Moose Pond Acquisition, a consumer tech SPAC formed by Next Coast Ventures, filed for a $200 million IPO.

Trajectory Alpha Acquisition, a tech SPAC led by Peter Bordes (co-founder of MainBloq), filed for a $150 million IPO.

Liquidity Events

Advent International agreed to sell Laird Performance Materials, a Shanghai-based maker of electronic materials, to DuPont (NYSE: DD) for $2.3 billion.

The Blackstone Group ended plans to sell a majority stake in Indian IT outsourcer Mphasis, after bids came in lower than expected, per Bloomberg.

• HGGC sold Dealer-FX, a Canadian provider of customer experience and process automation software for automotive retailers and OEMs, to Snap-on (NYSE: SNA) for $200 million in cash.

Panasonic (Tokyo: 6752) agreed to buy Blue Yonder, a Scottsdale, Ariz.-based supply chain software company, at a $6.45 billion valuation from New Mountain Capital and The Blackstone Group, per the Nikkei. Panasonic acquired a 20% stake in Blue Yonder last year.


H.I.G. Bayside Capital raised $1.4 billion for its sixth distressed debt fund.

Primavera Capital Group, a Chinese private equity firm, is raising up to $5 billion for its fourth dollar-denominated fund, per Reuters.

Quadrille Capital, a French growth equity firm, raised €511 million for its fourth tech fund.

It's Personnel

Gregory Nixon rejoined Cerberus Capital Management as head of strategic investments, senior MD and senior legal counsel.

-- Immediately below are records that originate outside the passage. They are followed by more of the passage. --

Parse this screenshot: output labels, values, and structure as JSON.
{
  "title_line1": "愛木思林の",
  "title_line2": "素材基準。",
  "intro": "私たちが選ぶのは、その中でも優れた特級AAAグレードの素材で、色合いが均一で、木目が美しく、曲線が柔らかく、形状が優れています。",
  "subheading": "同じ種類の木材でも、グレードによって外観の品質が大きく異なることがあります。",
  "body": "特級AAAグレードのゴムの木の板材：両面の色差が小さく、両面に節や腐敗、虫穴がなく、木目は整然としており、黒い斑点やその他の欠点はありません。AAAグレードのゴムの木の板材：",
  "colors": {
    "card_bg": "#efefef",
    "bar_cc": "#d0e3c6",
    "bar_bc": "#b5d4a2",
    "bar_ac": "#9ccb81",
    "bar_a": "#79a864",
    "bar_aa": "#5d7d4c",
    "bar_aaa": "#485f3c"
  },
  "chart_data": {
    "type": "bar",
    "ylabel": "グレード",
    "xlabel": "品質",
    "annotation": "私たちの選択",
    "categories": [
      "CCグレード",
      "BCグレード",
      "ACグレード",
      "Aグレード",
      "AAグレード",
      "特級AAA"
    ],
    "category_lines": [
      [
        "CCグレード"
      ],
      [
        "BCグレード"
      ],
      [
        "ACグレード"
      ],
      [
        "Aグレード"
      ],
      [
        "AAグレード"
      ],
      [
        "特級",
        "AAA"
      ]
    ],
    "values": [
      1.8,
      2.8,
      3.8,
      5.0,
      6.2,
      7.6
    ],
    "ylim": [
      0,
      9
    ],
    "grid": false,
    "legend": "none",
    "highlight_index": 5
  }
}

Swander Pace Capital promoted Virginia Calvo to CFO/COO, Tyler Matlock to managing director, Alex Litt to SVP, Amy Li to VP and Anne Lee to senior associate.

Final Numbers

Source: Refinitiv Deals Intelligence. Data through March 6, 2021.

Global private equity volume hit $133.2 billion through last Friday, up 41% year-to-date over 2020, per Refinitiv.

  • U.S. volume is up 91% to $72.6 billion.
  • Asia (ex-Japan) is up 167%, while Europe is down 4%.